A semiclassical, phenomenological model to derive photoelectron current pulse (PCP) statistics

Photonic quantum information consists of photoelectron current pulses (PCP) generated by the combined instrumentation of a photoelectron releasing device plus a built-in, or a follow-on, technologies that amplify the first photoelectron into a countable current pulse of about 1ps consisting of many millions of electrons. We present a semiclassical, phenomenological interaction-process model behind the generation of statistically random PCP's. Atom emitted signals carry QM predicted energy hν & carrier frequency ν but propagate as classically spreading diffractive, exponential pulses. Exponential pulse shape is justified from the observation that classical spectrometers register the line shape for spontaneous emissions as Lorentzian, which is a Fourier transform of an exponential function.

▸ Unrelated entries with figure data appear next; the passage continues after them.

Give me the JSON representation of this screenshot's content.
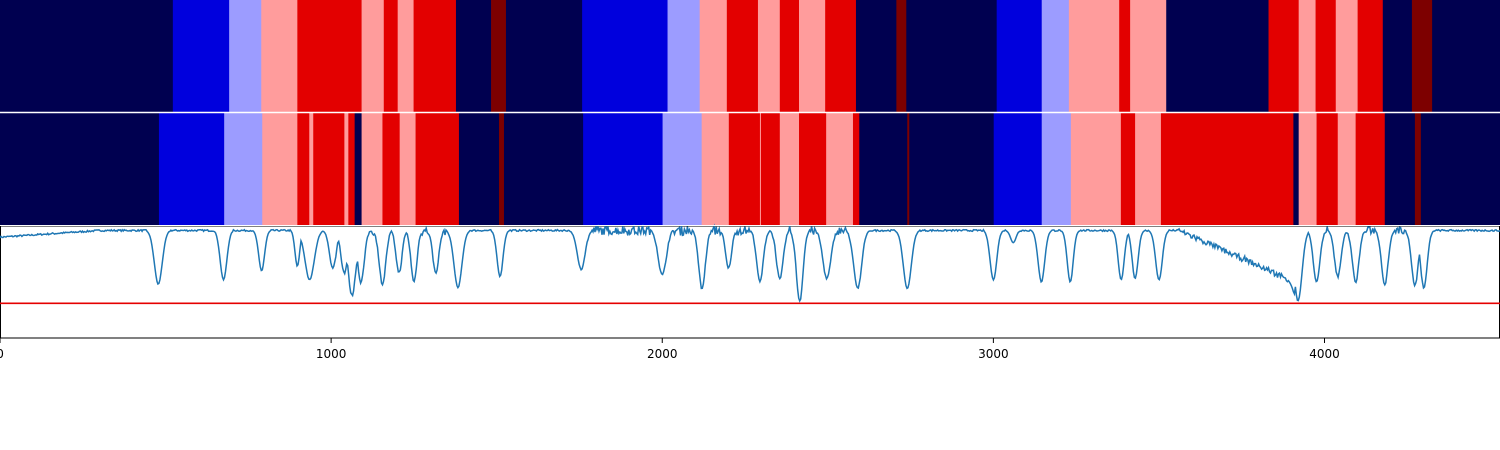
{
  "chart_data": [
    {
      "type": "heatmap",
      "panel": "segment-track-1",
      "x_range": [
        0,
        4530
      ],
      "colors": {
        "navy": "#000050",
        "blue": "#0000dd",
        "lightblue": "#9c9cff",
        "pink": "#ff9c9c",
        "red": "#e30000",
        "darkred": "#7d0000"
      },
      "segments": [
        {
          "start": 0,
          "end": 522,
          "cls": "navy"
        },
        {
          "start": 522,
          "end": 692,
          "cls": "blue"
        },
        {
          "start": 692,
          "end": 789,
          "cls": "lightblue"
        },
        {
          "start": 789,
          "end": 898,
          "cls": "pink"
        },
        {
          "start": 898,
          "end": 1092,
          "cls": "red"
        },
        {
          "start": 1092,
          "end": 1159,
          "cls": "pink"
        },
        {
          "start": 1159,
          "end": 1201,
          "cls": "red"
        },
        {
          "start": 1201,
          "end": 1249,
          "cls": "pink"
        },
        {
          "start": 1249,
          "end": 1377,
          "cls": "red"
        },
        {
          "start": 1377,
          "end": 1483,
          "cls": "navy"
        },
        {
          "start": 1483,
          "end": 1528,
          "cls": "darkred"
        },
        {
          "start": 1528,
          "end": 1758,
          "cls": "navy"
        },
        {
          "start": 1758,
          "end": 2016,
          "cls": "blue"
        },
        {
          "start": 2016,
          "end": 2113,
          "cls": "lightblue"
        },
        {
          "start": 2113,
          "end": 2195,
          "cls": "pink"
        },
        {
          "start": 2195,
          "end": 2289,
          "cls": "red"
        },
        {
          "start": 2289,
          "end": 2355,
          "cls": "pink"
        },
        {
          "start": 2355,
          "end": 2413,
          "cls": "red"
        },
        {
          "start": 2413,
          "end": 2492,
          "cls": "pink"
        },
        {
          "start": 2492,
          "end": 2585,
          "cls": "red"
        },
        {
          "start": 2585,
          "end": 2707,
          "cls": "navy"
        },
        {
          "start": 2707,
          "end": 2737,
          "cls": "darkred"
        },
        {
          "start": 2737,
          "end": 3010,
          "cls": "navy"
        },
        {
          "start": 3010,
          "end": 3146,
          "cls": "blue"
        },
        {
          "start": 3146,
          "end": 3228,
          "cls": "lightblue"
        },
        {
          "start": 3228,
          "end": 3380,
          "cls": "pink"
        },
        {
          "start": 3380,
          "end": 3413,
          "cls": "red"
        },
        {
          "start": 3413,
          "end": 3522,
          "cls": "pink"
        },
        {
          "start": 3522,
          "end": 3831,
          "cls": "navy"
        },
        {
          "start": 3831,
          "end": 3922,
          "cls": "red"
        },
        {
          "start": 3922,
          "end": 3973,
          "cls": "pink"
        },
        {
          "start": 3973,
          "end": 4034,
          "cls": "red"
        },
        {
          "start": 4034,
          "end": 4100,
          "cls": "pink"
        },
        {
          "start": 4100,
          "end": 4176,
          "cls": "red"
        },
        {
          "start": 4176,
          "end": 4264,
          "cls": "navy"
        },
        {
          "start": 4264,
          "end": 4325,
          "cls": "darkred"
        },
        {
          "start": 4325,
          "end": 4530,
          "cls": "navy"
        }
      ]
    },
    {
      "type": "heatmap",
      "panel": "segment-track-2",
      "x_range": [
        0,
        4530
      ],
      "segments": [
        {
          "start": 0,
          "end": 480,
          "cls": "navy"
        },
        {
          "start": 480,
          "end": 677,
          "cls": "blue"
        },
        {
          "start": 677,
          "end": 792,
          "cls": "lightblue"
        },
        {
          "start": 792,
          "end": 898,
          "cls": "pink"
        },
        {
          "start": 898,
          "end": 934,
          "cls": "red"
        },
        {
          "start": 934,
          "end": 946,
          "cls": "pink"
        },
        {
          "start": 946,
          "end": 1040,
          "cls": "red"
        },
        {
          "start": 1040,
          "end": 1052,
          "cls": "pink"
        },
        {
          "start": 1052,
          "end": 1071,
          "cls": "red"
        },
        {
          "start": 1071,
          "end": 1092,
          "cls": "navy"
        },
        {
          "start": 1092,
          "end": 1155,
          "cls": "pink"
        },
        {
          "start": 1155,
          "end": 1207,
          "cls": "red"
        },
        {
          "start": 1207,
          "end": 1255,
          "cls": "pink"
        },
        {
          "start": 1255,
          "end": 1386,
          "cls": "red"
        },
        {
          "start": 1386,
          "end": 1507,
          "cls": "navy"
        },
        {
          "start": 1507,
          "end": 1522,
          "cls": "darkred"
        },
        {
          "start": 1522,
          "end": 1761,
          "cls": "navy"
        },
        {
          "start": 1761,
          "end": 2001,
          "cls": "blue"
        },
        {
          "start": 2001,
          "end": 2119,
          "cls": "lightblue"
        },
        {
          "start": 2119,
          "end": 2201,
          "cls": "pink"
        },
        {
          "start": 2201,
          "end": 2295,
          "cls": "red"
        },
        {
          "start": 2295,
          "end": 2298,
          "cls": "pink"
        },
        {
          "start": 2298,
          "end": 2355,
          "cls": "red"
        },
        {
          "start": 2355,
          "end": 2413,
          "cls": "pink"
        },
        {
          "start": 2413,
          "end": 2495,
          "cls": "red"
        },
        {
          "start": 2495,
          "end": 2576,
          "cls": "pink"
        },
        {
          "start": 2576,
          "end": 2595,
          "cls": "red"
        },
        {
          "start": 2595,
          "end": 2740,
          "cls": "navy"
        },
        {
          "start": 2740,
          "end": 2746,
          "cls": "darkred"
        },
        {
          "start": 2746,
          "end": 3001,
          "cls": "navy"
        },
        {
          "start": 3001,
          "end": 3146,
          "cls": "blue"
        },
        {
          "start": 3146,
          "end": 3234,
          "cls": "lightblue"
        },
        {
          "start": 3234,
          "end": 3385,
          "cls": "pink"
        },
        {
          "start": 3385,
          "end": 3428,
          "cls": "red"
        },
        {
          "start": 3428,
          "end": 3506,
          "cls": "pink"
        },
        {
          "start": 3506,
          "end": 3906,
          "cls": "red"
        },
        {
          "start": 3906,
          "end": 3922,
          "cls": "navy"
        },
        {
          "start": 3922,
          "end": 3976,
          "cls": "pink"
        },
        {
          "start": 3976,
          "end": 4040,
          "cls": "red"
        },
        {
          "start": 4040,
          "end": 4094,
          "cls": "pink"
        },
        {
          "start": 4094,
          "end": 4182,
          "cls": "red"
        },
        {
          "start": 4182,
          "end": 4273,
          "cls": "navy"
        },
        {
          "start": 4273,
          "end": 4291,
          "cls": "darkred"
        },
        {
          "start": 4291,
          "end": 4530,
          "cls": "navy"
        }
      ]
    },
    {
      "type": "line",
      "panel": "signal-track",
      "x_range": [
        0,
        4530
      ],
      "y_range": [
        0,
        1
      ],
      "line_color": "#1f77b4",
      "threshold_color": "#e50000",
      "threshold": 0.31,
      "baseline": 0.96,
      "baseline_start": 0.9,
      "dips": [
        {
          "x": 478,
          "y": 0.48,
          "w": 12
        },
        {
          "x": 675,
          "y": 0.52,
          "w": 10
        },
        {
          "x": 790,
          "y": 0.6,
          "w": 9
        },
        {
          "x": 898,
          "y": 0.64,
          "w": 7
        },
        {
          "x": 935,
          "y": 0.52,
          "w": 14
        },
        {
          "x": 1005,
          "y": 0.62,
          "w": 10
        },
        {
          "x": 1040,
          "y": 0.58,
          "w": 10
        },
        {
          "x": 1063,
          "y": 0.38,
          "w": 12
        },
        {
          "x": 1090,
          "y": 0.5,
          "w": 10
        },
        {
          "x": 1155,
          "y": 0.48,
          "w": 10
        },
        {
          "x": 1205,
          "y": 0.58,
          "w": 9
        },
        {
          "x": 1250,
          "y": 0.5,
          "w": 9
        },
        {
          "x": 1316,
          "y": 0.58,
          "w": 9
        },
        {
          "x": 1383,
          "y": 0.45,
          "w": 12
        },
        {
          "x": 1510,
          "y": 0.55,
          "w": 9
        },
        {
          "x": 1755,
          "y": 0.62,
          "w": 12
        },
        {
          "x": 2000,
          "y": 0.56,
          "w": 12
        },
        {
          "x": 2120,
          "y": 0.44,
          "w": 10
        },
        {
          "x": 2200,
          "y": 0.62,
          "w": 9
        },
        {
          "x": 2295,
          "y": 0.5,
          "w": 10
        },
        {
          "x": 2355,
          "y": 0.52,
          "w": 10
        },
        {
          "x": 2415,
          "y": 0.33,
          "w": 10
        },
        {
          "x": 2497,
          "y": 0.53,
          "w": 12
        },
        {
          "x": 2590,
          "y": 0.44,
          "w": 12
        },
        {
          "x": 2740,
          "y": 0.44,
          "w": 12
        },
        {
          "x": 3000,
          "y": 0.52,
          "w": 10
        },
        {
          "x": 3060,
          "y": 0.85,
          "w": 8
        },
        {
          "x": 3145,
          "y": 0.5,
          "w": 10
        },
        {
          "x": 3232,
          "y": 0.5,
          "w": 9
        },
        {
          "x": 3386,
          "y": 0.52,
          "w": 9
        },
        {
          "x": 3428,
          "y": 0.53,
          "w": 9
        },
        {
          "x": 3500,
          "y": 0.52,
          "w": 10
        },
        {
          "x": 3920,
          "y": 0.33,
          "w": 12
        },
        {
          "x": 3976,
          "y": 0.5,
          "w": 10
        },
        {
          "x": 4040,
          "y": 0.55,
          "w": 10
        },
        {
          "x": 4094,
          "y": 0.5,
          "w": 10
        },
        {
          "x": 4182,
          "y": 0.48,
          "w": 10
        },
        {
          "x": 4273,
          "y": 0.47,
          "w": 10
        },
        {
          "x": 4300,
          "y": 0.45,
          "w": 10
        }
      ],
      "noisy_regions": [
        {
          "start": 1750,
          "end": 2610,
          "amp": 0.08
        },
        {
          "start": 1000,
          "end": 1350,
          "amp": 0.08
        },
        {
          "start": 3980,
          "end": 4320,
          "amp": 0.06
        }
      ],
      "slopes": [
        {
          "start": 3560,
          "end": 3910,
          "from": 0.96,
          "to": 0.5
        }
      ]
    }
  ],
  "axis": {
    "x_range": [
      0,
      4530
    ],
    "ticks": [
      0,
      1000,
      2000,
      3000,
      4000
    ],
    "tick_labels": [
      "0",
      "1000",
      "2000",
      "3000",
      "4000"
    ]
  }
}
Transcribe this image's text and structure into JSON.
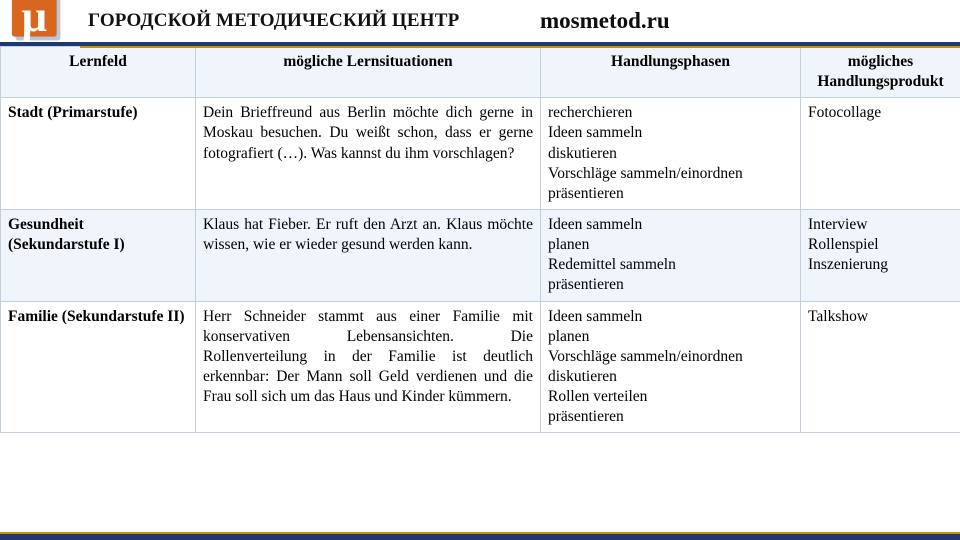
{
  "header": {
    "center_title": "ГОРОДСКОЙ МЕТОДИЧЕСКИЙ ЦЕНТР",
    "site": "mosmetod.ru"
  },
  "table": {
    "headers": {
      "col1": "Lernfeld",
      "col2": "mögliche Lernsituationen",
      "col3": "Handlungsphasen",
      "col4": "mögliches Handlungsprodukt"
    },
    "rows": [
      {
        "lernfeld": "Stadt (Primarstufe)",
        "situation": "Dein Brieffreund aus Berlin möchte dich gerne in Moskau besuchen. Du weißt schon, dass er gerne fotografiert (…). Was kannst du ihm vorschlagen?",
        "phasen": "recherchieren\nIdeen sammeln\ndiskutieren\nVorschläge sammeln/einordnen\npräsentieren",
        "produkt": "Fotocollage"
      },
      {
        "lernfeld": "Gesundheit (Sekundarstufe I)",
        "situation": "Klaus hat Fieber. Er ruft den Arzt an. Klaus möchte wissen, wie er wieder gesund werden kann.",
        "phasen": "Ideen sammeln\nplanen\nRedemittel sammeln\npräsentieren",
        "produkt": "Interview\nRollenspiel\nInszenierung"
      },
      {
        "lernfeld": "Familie (Sekundarstufe II)",
        "situation": "Herr Schneider stammt aus einer Familie mit konservativen Lebensansichten. Die Rollenverteilung in der Familie ist deutlich erkennbar: Der Mann soll Geld verdienen und die Frau soll sich um das Haus und Kinder kümmern.",
        "phasen": "Ideen sammeln\nplanen\nVorschläge sammeln/einordnen\ndiskutieren\nRollen verteilen\npräsentieren",
        "produkt": "Talkshow"
      }
    ]
  },
  "colors": {
    "accent_dark": "#1f3a6e",
    "accent_gold": "#c4900c",
    "row_alt_bg": "#f0f4fb",
    "border": "#c4d0de",
    "logo_orange": "#d9661f",
    "logo_shadow": "#b7c6db"
  }
}
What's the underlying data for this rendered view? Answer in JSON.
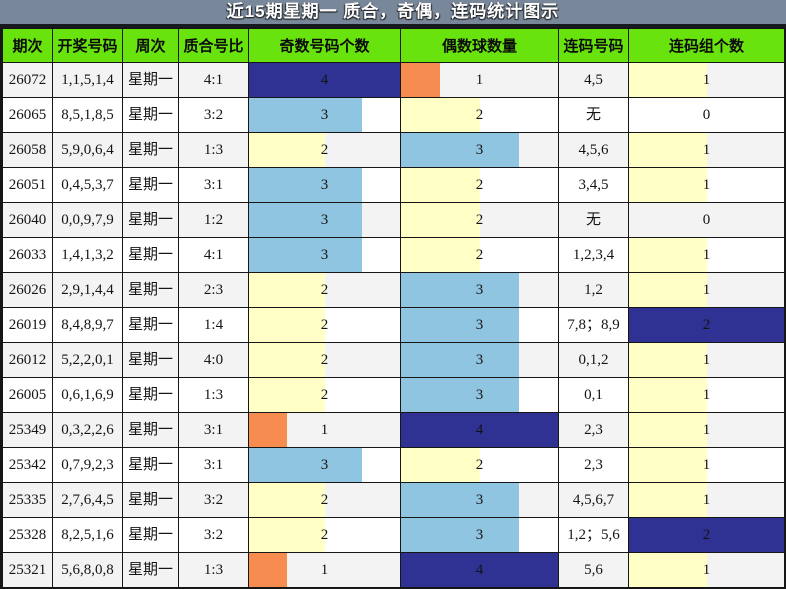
{
  "header": {
    "title": "近15期星期一 质合，奇偶，连码统计图示"
  },
  "colors": {
    "title_bg": "#788799",
    "title_text": "#FFFFFF",
    "column_header_bg": "#69E30E",
    "row_bg_alt": "#F3F3F3",
    "row_bg": "#FFFFFF",
    "grid_border": "#161616",
    "bar_navy": "#2F3193",
    "bar_light_blue": "#8FC5E0",
    "bar_yellow": "#FFFFC6",
    "bar_orange": "#F78C51"
  },
  "chart_data": {
    "type": "table",
    "title": "近15期星期一 质合，奇偶，连码统计图示",
    "none_label": "无",
    "columns": [
      {
        "key": "period",
        "label": "期次"
      },
      {
        "key": "numbers",
        "label": "开奖号码"
      },
      {
        "key": "week",
        "label": "周次"
      },
      {
        "key": "ratio",
        "label": "质合号比"
      },
      {
        "key": "odd_count",
        "label": "奇数号码个数"
      },
      {
        "key": "even_count",
        "label": "偶数球数量"
      },
      {
        "key": "consecutive_numbers",
        "label": "连码号码"
      },
      {
        "key": "consecutive_groups",
        "label": "连码组个数"
      }
    ],
    "bars": {
      "odd_count": {
        "max": 4,
        "palette": "count"
      },
      "even_count": {
        "max": 4,
        "palette": "count"
      },
      "consecutive_groups": {
        "max": 2,
        "palette": "group"
      }
    },
    "palettes": {
      "count": {
        "1": "#F78C51",
        "2": "#FFFFC6",
        "3": "#8FC5E0",
        "4": "#2F3193"
      },
      "group": {
        "1": "#FFFFC6",
        "2": "#2F3193"
      }
    },
    "rows": [
      {
        "period": "26072",
        "numbers": "1,1,5,1,4",
        "week": "星期一",
        "ratio": "4:1",
        "odd_count": 4,
        "even_count": 1,
        "consecutive_numbers": "4,5",
        "consecutive_groups": 1
      },
      {
        "period": "26065",
        "numbers": "8,5,1,8,5",
        "week": "星期一",
        "ratio": "3:2",
        "odd_count": 3,
        "even_count": 2,
        "consecutive_numbers": "无",
        "consecutive_groups": 0
      },
      {
        "period": "26058",
        "numbers": "5,9,0,6,4",
        "week": "星期一",
        "ratio": "1:3",
        "odd_count": 2,
        "even_count": 3,
        "consecutive_numbers": "4,5,6",
        "consecutive_groups": 1
      },
      {
        "period": "26051",
        "numbers": "0,4,5,3,7",
        "week": "星期一",
        "ratio": "3:1",
        "odd_count": 3,
        "even_count": 2,
        "consecutive_numbers": "3,4,5",
        "consecutive_groups": 1
      },
      {
        "period": "26040",
        "numbers": "0,0,9,7,9",
        "week": "星期一",
        "ratio": "1:2",
        "odd_count": 3,
        "even_count": 2,
        "consecutive_numbers": "无",
        "consecutive_groups": 0
      },
      {
        "period": "26033",
        "numbers": "1,4,1,3,2",
        "week": "星期一",
        "ratio": "4:1",
        "odd_count": 3,
        "even_count": 2,
        "consecutive_numbers": "1,2,3,4",
        "consecutive_groups": 1
      },
      {
        "period": "26026",
        "numbers": "2,9,1,4,4",
        "week": "星期一",
        "ratio": "2:3",
        "odd_count": 2,
        "even_count": 3,
        "consecutive_numbers": "1,2",
        "consecutive_groups": 1
      },
      {
        "period": "26019",
        "numbers": "8,4,8,9,7",
        "week": "星期一",
        "ratio": "1:4",
        "odd_count": 2,
        "even_count": 3,
        "consecutive_numbers": "7,8；8,9",
        "consecutive_groups": 2
      },
      {
        "period": "26012",
        "numbers": "5,2,2,0,1",
        "week": "星期一",
        "ratio": "4:0",
        "odd_count": 2,
        "even_count": 3,
        "consecutive_numbers": "0,1,2",
        "consecutive_groups": 1
      },
      {
        "period": "26005",
        "numbers": "0,6,1,6,9",
        "week": "星期一",
        "ratio": "1:3",
        "odd_count": 2,
        "even_count": 3,
        "consecutive_numbers": "0,1",
        "consecutive_groups": 1
      },
      {
        "period": "25349",
        "numbers": "0,3,2,2,6",
        "week": "星期一",
        "ratio": "3:1",
        "odd_count": 1,
        "even_count": 4,
        "consecutive_numbers": "2,3",
        "consecutive_groups": 1
      },
      {
        "period": "25342",
        "numbers": "0,7,9,2,3",
        "week": "星期一",
        "ratio": "3:1",
        "odd_count": 3,
        "even_count": 2,
        "consecutive_numbers": "2,3",
        "consecutive_groups": 1
      },
      {
        "period": "25335",
        "numbers": "2,7,6,4,5",
        "week": "星期一",
        "ratio": "3:2",
        "odd_count": 2,
        "even_count": 3,
        "consecutive_numbers": "4,5,6,7",
        "consecutive_groups": 1
      },
      {
        "period": "25328",
        "numbers": "8,2,5,1,6",
        "week": "星期一",
        "ratio": "3:2",
        "odd_count": 2,
        "even_count": 3,
        "consecutive_numbers": "1,2；5,6",
        "consecutive_groups": 2
      },
      {
        "period": "25321",
        "numbers": "5,6,8,0,8",
        "week": "星期一",
        "ratio": "1:3",
        "odd_count": 1,
        "even_count": 4,
        "consecutive_numbers": "5,6",
        "consecutive_groups": 1
      }
    ]
  }
}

The pulses are emitted randomly from different atoms. So one pulse cannot deliver the full energy hν to an atomic site to release one quantum mechanically bound electron. We need a very large number of light pulses simultaneously present during the stimulation period of ~100 fs to release each individual photoelectron, which then generates the countable PCP's through the electron-number amplification. The origin of different PCP statistics is due to the statistically different phases and arrival times of the light pulses generated (i) spontaneously, (ii) by stimulated emission, or (iii) by nonlinear processes. Some computational results pertaining to the above ideas will be presented.